The Scarlet Letter: Character Sketch of Pearl

Summary: Provides a character description and analysis of the character Pearl, the young girl in the Scarlet Letter, by Nathanial Hawthorne. Includes quotes for supporting evidence.
Pearl, the daughter of Hester, is best described as perceptive and inquisitive. Although Pearl is a child, she has an ability to observe and analyze people and her surroundings. Pearl is very curious and attempts to learn about the puritanical society that she lives in and why she and Hester are treated differently. Pearl is a beautiful, curious yet misbehaved and sassy child. Pearl is instinctively drawn to her mother's embroidered "A." As a child, Pearl throws rocks and wild flowers at the scarlet letter. While Growing up, Pearl is not accepted by society; she looked down upon by the town as a symbol of evil. When other children make fun of her or throw mud at her, she remains brave and defends herself by screaming and scaring the other children off. Not knowing what a true friend is, she makes up imaginary characters. The scarlet "A" worn by Hester is a symbol of Pearl; both Pearl and the scarlet letter are results of the sexual sin. By society, Pearl is thought to be a demon child and the letter a punishment, both to be looked down upon; however, Pearl is the greatest gift that Hester has ever received and the scarlet letter is glorified by Hester's needlework. Pearl was described as "the scarlet letter in another form; the scarlet letter endowed with life!" (98).

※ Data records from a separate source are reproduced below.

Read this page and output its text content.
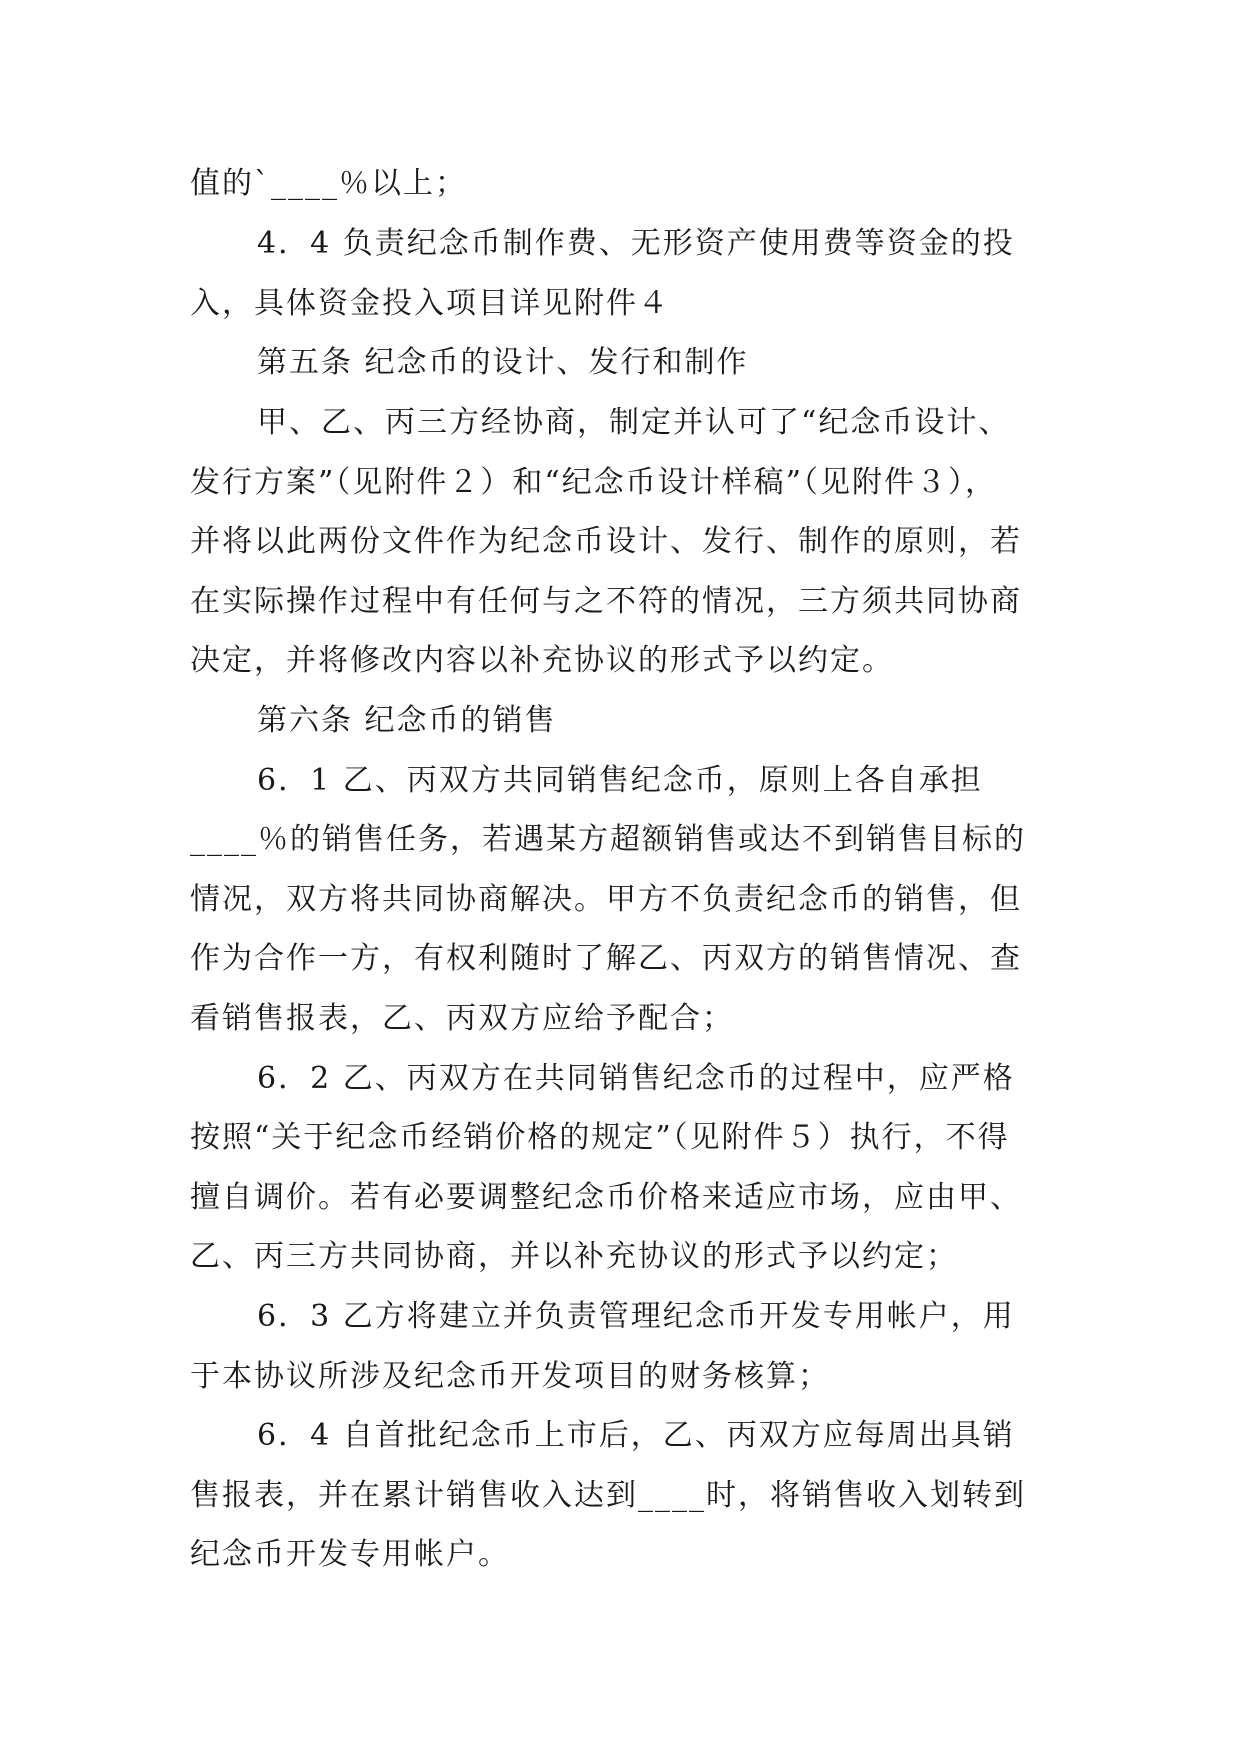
值的`____％以上；
4．4 负责纪念币制作费、无形资产使用费等资金的投
入，具体资金投入项目详见附件４
第五条 纪念币的设计、发行和制作
甲、乙、丙三方经协商，制定并认可了“纪念币设计、
发行方案”（见附件２）和“纪念币设计样稿”（见附件３），
并将以此两份文件作为纪念币设计、发行、制作的原则，若
在实际操作过程中有任何与之不符的情况，三方须共同协商
决定，并将修改内容以补充协议的形式予以约定。
第六条 纪念币的销售
6．1 乙、丙双方共同销售纪念币，原则上各自承担
____％的销售任务，若遇某方超额销售或达不到销售目标的
情况，双方将共同协商解决。甲方不负责纪念币的销售，但
作为合作一方，有权利随时了解乙、丙双方的销售情况、查
看销售报表，乙、丙双方应给予配合；
6．2 乙、丙双方在共同销售纪念币的过程中，应严格
按照“关于纪念币经销价格的规定”（见附件５）执行，不得
擅自调价。若有必要调整纪念币价格来适应市场，应由甲、
乙、丙三方共同协商，并以补充协议的形式予以约定；
6．3 乙方将建立并负责管理纪念币开发专用帐户，用
于本协议所涉及纪念币开发项目的财务核算；
6．4 自首批纪念币上市后，乙、丙双方应每周出具销
售报表，并在累计销售收入达到____时，将销售收入划转到
纪念币开发专用帐户。
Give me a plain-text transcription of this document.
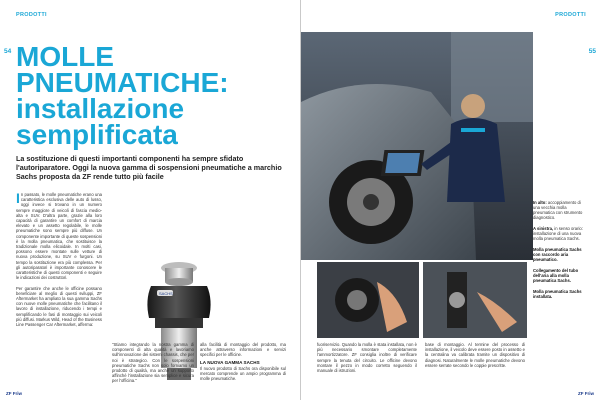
PRODOTTI
54 MOLLE PNEUMATICHE: installazione semplificata
La sostituzione di questi importanti componenti ha sempre sfidato l'autoriparatore. Oggi la nuova gamma di sospensioni pneumatiche a marchio Sachs proposta da ZF rende tutto più facile
I n passato, le molle pneumatiche erano una caratteristica esclusiva delle auto di lusso, oggi invece si trovano in un numero sempre maggiore di veicoli di fascia medio-alta e SUV. D'altra parte, grazie alla loro capacità di garantire un comfort di marcia elevato e un assetto regolabile, le molle pneumatiche sono sempre più diffuse. Un componente importante di queste sospensioni è la molla pneumatica, che sostituisce la tradizionale molla elicoidale. In molti casi, possono essere montate sulle vetture di nuova produzione, su SUV e furgoni. Un tempo la sostituzione era più complessa. Per gli autoriparatori è importante conoscere le caratteristiche di questi componenti e seguire le indicazioni dei costruttori.

Per garantire che anche le officine possano beneficiare al meglio di questi sviluppi, ZF Aftermarket ha ampliato la sua gamma Sachs con nuove molle pneumatiche che facilitano il lavoro di installazione, riducendo i tempi e semplificando le fasi di montaggio sui veicoli più diffusi. Markus Wild, Head of the Business Line Passenger Car Aftermarket, afferma:
SACHS
"Stiamo integrando la nostra gamma di componenti di alta qualità e lavoriamo sull'innovazione dei sistemi chassis, che per noi è strategico. Con le sospensioni pneumatiche Sachs non solo forniamo un prodotto di qualità, ma anche un supporto affinché l'installazione sia semplice e sicura per l'officina."
alla facilità di montaggio del prodotto, ma anche attraverso informazioni e servizi specifici per le officine.
LA NUOVA GAMMA SACHS
Il nuovo prodotto di Sachs ora disponibile sul mercato comprende un ampio programma di molle pneumatiche.
ZF Friw
PRODOTTI
55

In alto: accoppiamento di una vecchia molla pneumatica con strumento diagnostico.

A sinistra, in senso orario: installazione di una nuova molla pneumatica Sachs.

Molla pneumatica Sachs con raccordo aria pneumatico.

Collegamento del tubo dell'aria alla molla pneumatica Sachs.

Molla pneumatica Sachs installata.

fuoriservizio. Quando la molla è stata installata, non è più necessario smontare completamente l'ammortizzatore. ZF consiglia inoltre di verificare sempre la tenuta del circuito. Le officine devono montare il pezzo in modo corretto seguendo il manuale di istruzioni.
base di montaggio. Al termine del processo di installazione, il veicolo deve essere posto in assetto e la centralina va calibrata tramite un dispositivo di diagnosi. Naturalmente le molle pneumatiche devono essere serrate secondo le coppie prescritte.
ZF Friw
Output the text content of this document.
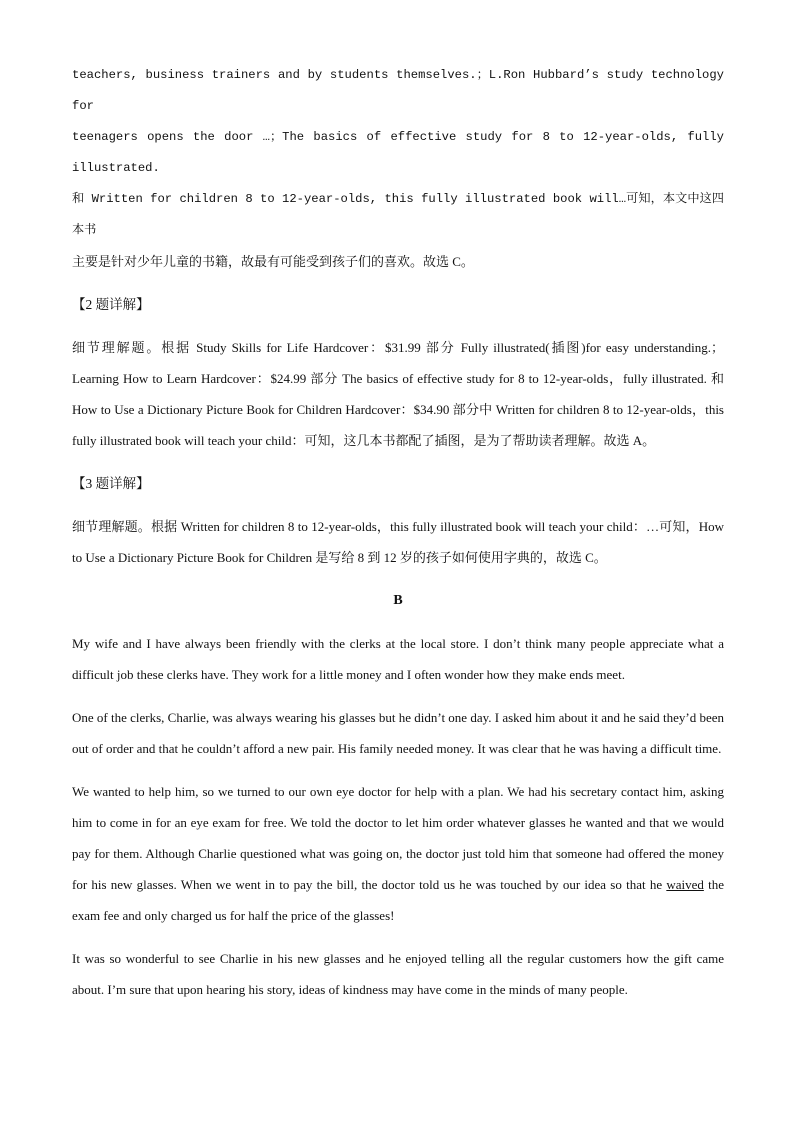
teachers, business trainers and by students themselves.；L.Ron Hubbard’s study technology for

teenagers opens the door …；The basics of effective study for 8 to 12-year-olds, fully illustrated.

和 Written for children 8 to 12-year-olds, this fully illustrated book will…可知，本文中这四本书

主要是针对少年儿童的书籍，故最有可能受到孩子们的喜欢。故选 C。

【2 题详解】

细节理解题。根据 Study Skills for Life Hardcover：$31.99 部分 Fully illustrated(插图)for easy understanding.； Learning How to Learn Hardcover：$24.99 部分 The basics of effective study for 8 to 12-year-olds，fully illustrated. 和 How to Use a Dictionary Picture Book for Children Hardcover：$34.90 部分中 Written for children 8 to 12-year-olds，this fully illustrated book will teach your child：可知，这几本书都配了插图，是为了帮助读者理解。故选 A。

【3 题详解】

细节理解题。根据 Written for children 8 to 12-year-olds，this fully illustrated book will teach your child：…可知，How to Use a Dictionary Picture Book for Children 是写给 8 到 12 岁的孩子如何使用字典的，故选 C。

B

My wife and I have always been friendly with the clerks at the local store. I don’t think many people appreciate what a difficult job these clerks have. They work for a little money and I often wonder how they make ends meet.

One of the clerks, Charlie, was always wearing his glasses but he didn’t one day. I asked him about it and he said they’d been out of order and that he couldn’t afford a new pair. His family needed money. It was clear that he was having a difficult time.

We wanted to help him, so we turned to our own eye doctor for help with a plan. We had his secretary contact him, asking him to come in for an eye exam for free. We told the doctor to let him order whatever glasses he wanted and that we would pay for them. Although Charlie questioned what was going on, the doctor just told him that someone had offered the money for his new glasses. When we went in to pay the bill, the doctor told us he was touched by our idea so that he waived the exam fee and only charged us for half the price of the glasses!

It was so wonderful to see Charlie in his new glasses and he enjoyed telling all the regular customers how the gift came about. I’m sure that upon hearing his story, ideas of kindness may have come in the minds of many people.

Pearl does not act like a typical girl of her age. She is far more mature and is able to use her perceptiveness to make very intelligent inferences. Hester believes that Pearl is too young to find out the meaning of the scarlet letter. Hester baffled by Pearl when she answered Reverend Wilson's about where she came from, saying she was, "plucked by her mother off the bush of wild roses that grew by the prison door" (108). Although Pearl has never been told about the sin, she makes comments and inferences to let the reader know she is able to take the knowledge she absorbs and apply making inferences about what happened to her mother. Due to Pearl's perceptiveness, intelligence, and curiosity, she is far more mature than most children; Pearl is able to watch and analyze the world around her enhancing her own knowledge.